It is a Monday evening and I am bringing four girls back from a yoga class in White River Junction. It has been raining hard for hours and the temperature is below freezing. The roads are slow but not as bad as they might be: a very thin layer of snow fell before it turned to rain, and this dusting is providing enough texture that the roads are not turning into sheets of ice. When the three of us finally reach home, I put on snow pants and head back out to the tree in the dark. It is still raining hard. I make my slippery way up the ladder, onto a treacherous tree house floor, and reach for the lower branches. The topside of every branch is as smooth and textureless as glass. In the dark I can’t see how thick the ice is, but it may as well be an inch thick for all the difference it makes: the tree is heavily iced and streaming with rainwater.

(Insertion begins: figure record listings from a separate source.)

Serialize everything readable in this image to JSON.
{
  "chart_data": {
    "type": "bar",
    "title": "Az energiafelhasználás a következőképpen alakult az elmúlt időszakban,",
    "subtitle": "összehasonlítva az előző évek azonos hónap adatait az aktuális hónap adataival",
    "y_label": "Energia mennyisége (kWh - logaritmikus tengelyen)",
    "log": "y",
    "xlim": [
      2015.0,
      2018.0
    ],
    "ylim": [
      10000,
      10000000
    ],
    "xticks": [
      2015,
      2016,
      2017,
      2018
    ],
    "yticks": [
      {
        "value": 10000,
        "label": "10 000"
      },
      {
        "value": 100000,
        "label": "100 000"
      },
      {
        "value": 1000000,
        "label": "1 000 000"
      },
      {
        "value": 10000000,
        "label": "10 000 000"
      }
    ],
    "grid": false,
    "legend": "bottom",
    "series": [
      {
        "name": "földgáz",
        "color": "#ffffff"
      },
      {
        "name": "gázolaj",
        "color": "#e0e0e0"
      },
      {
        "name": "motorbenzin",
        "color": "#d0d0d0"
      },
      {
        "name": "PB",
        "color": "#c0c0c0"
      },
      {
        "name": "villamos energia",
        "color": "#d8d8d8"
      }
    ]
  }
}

I take a few moments to prepare myself. I have climbed the tree like this two or three times before, but never in the dark; and always it takes total concentration. It’s not just that it’s physically demanding. It requires moment-by-moment problem-solving, sometimes while stuck in precarious positions. It is, like all such things, an opportunity. An occasion to go deep, to enter the moment with total focus and commitment. Maybe we should live like this always, but it’s hard to do without an imperative. And I have been given a delicious imperative!
I slide my body onto the lower branches, wrapping my arms around them as I go. As with prior ice climbs, feet are of limited use. If you trusted your weight to them you’d shoot into space. I experimentally slide a foot back and forth along a branch. The motion is absolutely frictionless.
I begin the ascent, using the crook of wrist, elbow and armpit to hook my way upwards. The wind spatters heavy rain on tree, ice, me. At every point most of my weight is suspended from my upper body—not with my hands, which are as useless as my feet, but with the full length of my arms and all their wonderful joints, helped occasionally by knees and stomach. Right now, armpits are the crowning glory of my body. I hug my way up among the branches. This is full-body tree climbing: graceless, but effective.
As every time, there is a place just below my perch that is difficult to negotiate. I have to stop for a while to figure out what to do with my body to make it up there. In the end it is all about angles: which branches to slide my body between, at precisely what angle to push off a from third branch so that my foot doesn’t slip, how to pull myself to my feet. And then I am up there, wedged in place, glorying in the windswept rain forty feet above the ground.
When I am down I walk back to the house with a deep feeling of peace. Katharsis, perhaps: the purification and cleansing of emotions through an encounter with darkness—usually vicariously, in art.
It is good once in a while to have one’s world reduced to ice, rain, and the abyss.